Child sex abuse line sees sharp rise in self-reporting adults

More than half of the calls to a child sexual abuse helpline were made by adults concerned about their own thoughts and behaviour towards children, according to a report published today.

The Stop It Now! Helpline report said that between 2005 and 2009 the line received 11,975 calls from 5,634 callers looking for information, advice and support in connection with child sexual abuse issues .

Director of Stop It Now! UK and Ireland Donald Findlater said the helpline aimed to stop child sex abuse with preventative measures.

“Current public feeling about child sexual abuse, child abusers and the continuous headlines in the media do little to make children safe,” he said.

“They imply that child sexual abuse is inevitable and that the only response is to identify abusers after they have offended and punish them. But child sexual abuse is not inevitable, it is preventable. We need all adults to develop the skills and knowledge they need to play their part in keeping children safe.”

Over 50% of calls were made by adults concerned about their own thoughts and behaviour towards children, 25% by adults concerned about another adult and 4% by those concerned about the sexual behaviour of a child or young person. Other calls were from professionals (8%) and survivors of child sexual abuse (4%).
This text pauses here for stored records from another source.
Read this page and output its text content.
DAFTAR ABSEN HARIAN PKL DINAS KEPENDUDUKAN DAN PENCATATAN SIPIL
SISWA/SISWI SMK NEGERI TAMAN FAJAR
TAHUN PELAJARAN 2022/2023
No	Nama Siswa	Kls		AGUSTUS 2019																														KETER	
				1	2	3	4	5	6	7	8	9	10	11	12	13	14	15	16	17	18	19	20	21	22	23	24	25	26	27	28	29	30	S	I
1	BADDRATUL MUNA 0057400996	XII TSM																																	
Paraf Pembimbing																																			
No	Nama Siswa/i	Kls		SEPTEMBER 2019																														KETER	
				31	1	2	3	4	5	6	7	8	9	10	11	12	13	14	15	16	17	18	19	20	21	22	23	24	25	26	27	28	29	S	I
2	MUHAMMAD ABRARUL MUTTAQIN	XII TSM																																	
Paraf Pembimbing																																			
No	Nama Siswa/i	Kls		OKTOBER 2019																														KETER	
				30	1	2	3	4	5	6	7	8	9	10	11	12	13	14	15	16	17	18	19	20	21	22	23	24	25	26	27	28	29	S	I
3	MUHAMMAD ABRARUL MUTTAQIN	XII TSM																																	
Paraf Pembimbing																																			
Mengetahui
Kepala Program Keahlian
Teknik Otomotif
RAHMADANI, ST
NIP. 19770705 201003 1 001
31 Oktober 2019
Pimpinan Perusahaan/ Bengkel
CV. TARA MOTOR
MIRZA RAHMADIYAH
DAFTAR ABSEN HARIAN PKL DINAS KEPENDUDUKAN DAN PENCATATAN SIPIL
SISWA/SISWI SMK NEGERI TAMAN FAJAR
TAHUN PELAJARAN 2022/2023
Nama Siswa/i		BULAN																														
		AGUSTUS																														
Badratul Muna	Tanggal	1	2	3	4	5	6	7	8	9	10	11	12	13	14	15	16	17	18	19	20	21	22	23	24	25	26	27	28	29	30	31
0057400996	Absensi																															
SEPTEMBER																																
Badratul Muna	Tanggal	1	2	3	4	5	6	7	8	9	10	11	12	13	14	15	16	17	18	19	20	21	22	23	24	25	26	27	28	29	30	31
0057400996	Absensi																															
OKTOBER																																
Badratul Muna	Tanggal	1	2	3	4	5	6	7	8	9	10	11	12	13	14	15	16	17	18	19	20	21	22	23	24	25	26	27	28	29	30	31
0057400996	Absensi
Those concerned with their own behaviour have shown the biggest increase on the helpline. In 2009 the line received 1,259 calls from this group, up from 267 in 2005. This shows a four-fold increase, which the report said demonstrates that the internet is a cause of concern for an increasing number of callers.

In most cases, the report said, callers had not contacted any child protection agency at the time of calling but wanted to take action to protect a child. In some cases calls led to contact with statutory agencies like police or children’s services.

Overall use of the helpline has increased over the years, with 1,834 calls made in 2005 and 3,182 made in 2009. Adults concerned about their own behaviour called an average of three times each, while those concerned about another adult called and average of two times. The report said many decided to give up their anonymity and come forward for face-to-face help.